Второй хищный вид суггесторы (от слова «суггестия», внушение), или псевдолюди. Суггесторы лишь имитируют агрессивность палеоантропов, не имея способности им противостоять. Из них формируется окружение прихлебателей, «шестерок», готовых по приказу своего хозяина совершить любое зло. Суггесторы – это агрессивные приспособленцы, большинство из которых прекрасно себя чувствовали в любых условиях и при любых хозяевах. Изначальное отсутствие совести оказывается для них весьма комфортным: страдать они способны лишь от злоупотреблениями удовольствиями.
Те представители хищных видов, которым в пирамиде власти не хватало места, становились асоциальными элементами: мятежниками, разбойниками, революционерами, террористами, «ворами в законе»...

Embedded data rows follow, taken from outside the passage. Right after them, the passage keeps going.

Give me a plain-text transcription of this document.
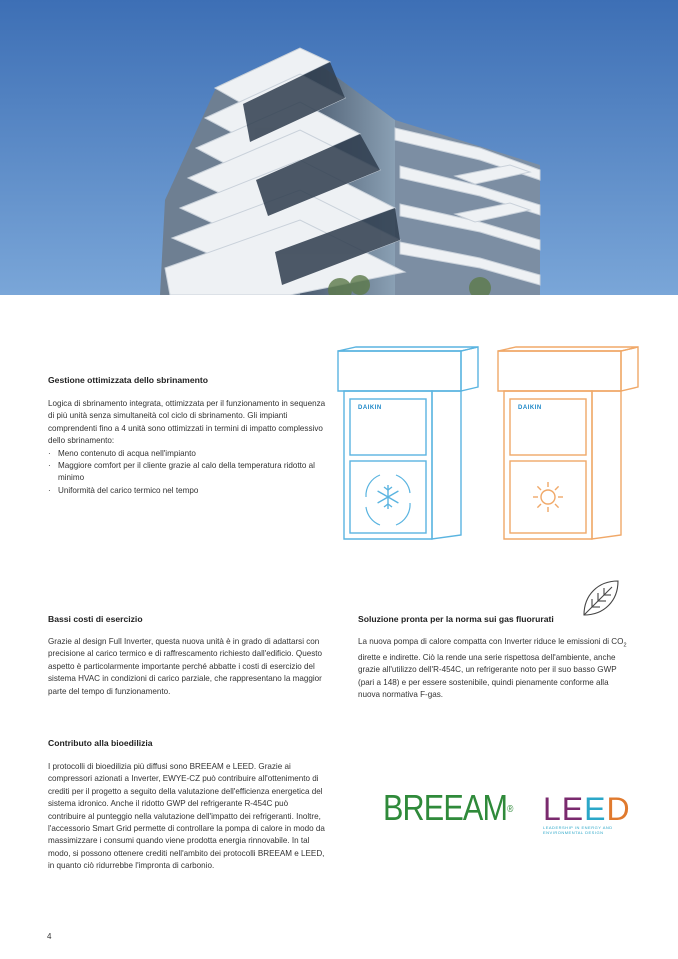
Gestione ottimizzata dello sbrinamento
Logica di sbrinamento integrata, ottimizzata per il funzionamento in sequenza di più unità senza simultaneità col ciclo di sbrinamento. Gli impianti comprendenti fino a 4 unità sono ottimizzati in termini di impatto complessivo dello sbrinamento:
· Meno contenuto di acqua nell'impianto
· Maggiore comfort per il cliente grazie al calo della temperatura ridotto al minimo
· Uniformità del carico termico nel tempo
DAIKIN	DAIKIN
Bassi costi di esercizio

Grazie al design Full Inverter, questa nuova unità è in grado di adattarsi con precisione al carico termico e di raffrescamento richiesto dall'edificio. Questo aspetto è particolarmente importante perché abbatte i costi di esercizio del sistema HVAC in condizioni di carico parziale, che rappresentano la maggior parte del tempo di funzionamento.

Soluzione pronta per la norma sui gas fluorurati

La nuova pompa di calore compatta con Inverter riduce le emissioni di $CO_2$ dirette e indirette. Ciò la rende una serie rispettosa dell'ambiente, anche grazie all'utilizzo dell'R-454C, un refrigerante noto per il suo basso GWP (pari a 148) e per essere sostenibile, quindi pienamente conforme alla nuova normativa F-gas.

Contributo alla bioedilizia

I protocolli di bioedilizia più diffusi sono BREEAM e LEED. Grazie ai compressori azionati a Inverter, EWYE-CZ può contribuire all'ottenimento di crediti per il progetto a seguito della valutazione dell'efficienza energetica del sistema idronico. Anche il ridotto GWP del refrigerante R-454C può contribuire al punteggio nella valutazione dell'impatto dei refrigeranti. Inoltre, l'accessorio Smart Grid permette di controllare la pompa di calore in modo da massimizzare i consumi quando viene prodotta energia rinnovabile. In tal modo, si possono ottenere crediti nell'ambito dei protocolli BREEAM e LEED, in quanto ciò ridurrebbe l'impronta di carbonio.

BREEAM® LEED
LEADERSHIP IN ENERGY AND ENVIRONMENTAL DESIGN
4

Третий вид (уже нехищный) — диффузный вид (от «диффузия», распространение, растекание). Его главный признак — внушаемость, конформность сознания. Но это вовсе не означает готовность следовать любому дурацкому призыву (хотя, понятно, бывают и такие индивиды). Внушаемость в норме – это разумная способность менять свои взгляды, убеждения и даже веру под влиянием новых фактов, после их анализа и оценки. Это изменение жизненной позиции, основанное на переменах в самой жизни — разумная и естественная реакция нормального человека. Именно поэтому диффузный вид, собственно и является человеком разумным. Одновременно в этом и состоит его слабость перед сверхживотными и суггесторами. Диффузный вид внушаем, а значит, подчиняем. И на протяжении всей человеческой истории им распоряжались хищники, заставляя их умирать на полях сражений, костьми ложиться в основания «великих строек» от египетских пирамид до воркутинских шахт. Диффузный вид наиболее многочислен на Земле, этот вид — это и есть народ. То, что политики всех рангов, и вообще хищные всех окрасок, называют «массы», «толпа», «быдло» и т.п., постоянно стараясь использовать его в своих  интересах, что им чаще всего и удается.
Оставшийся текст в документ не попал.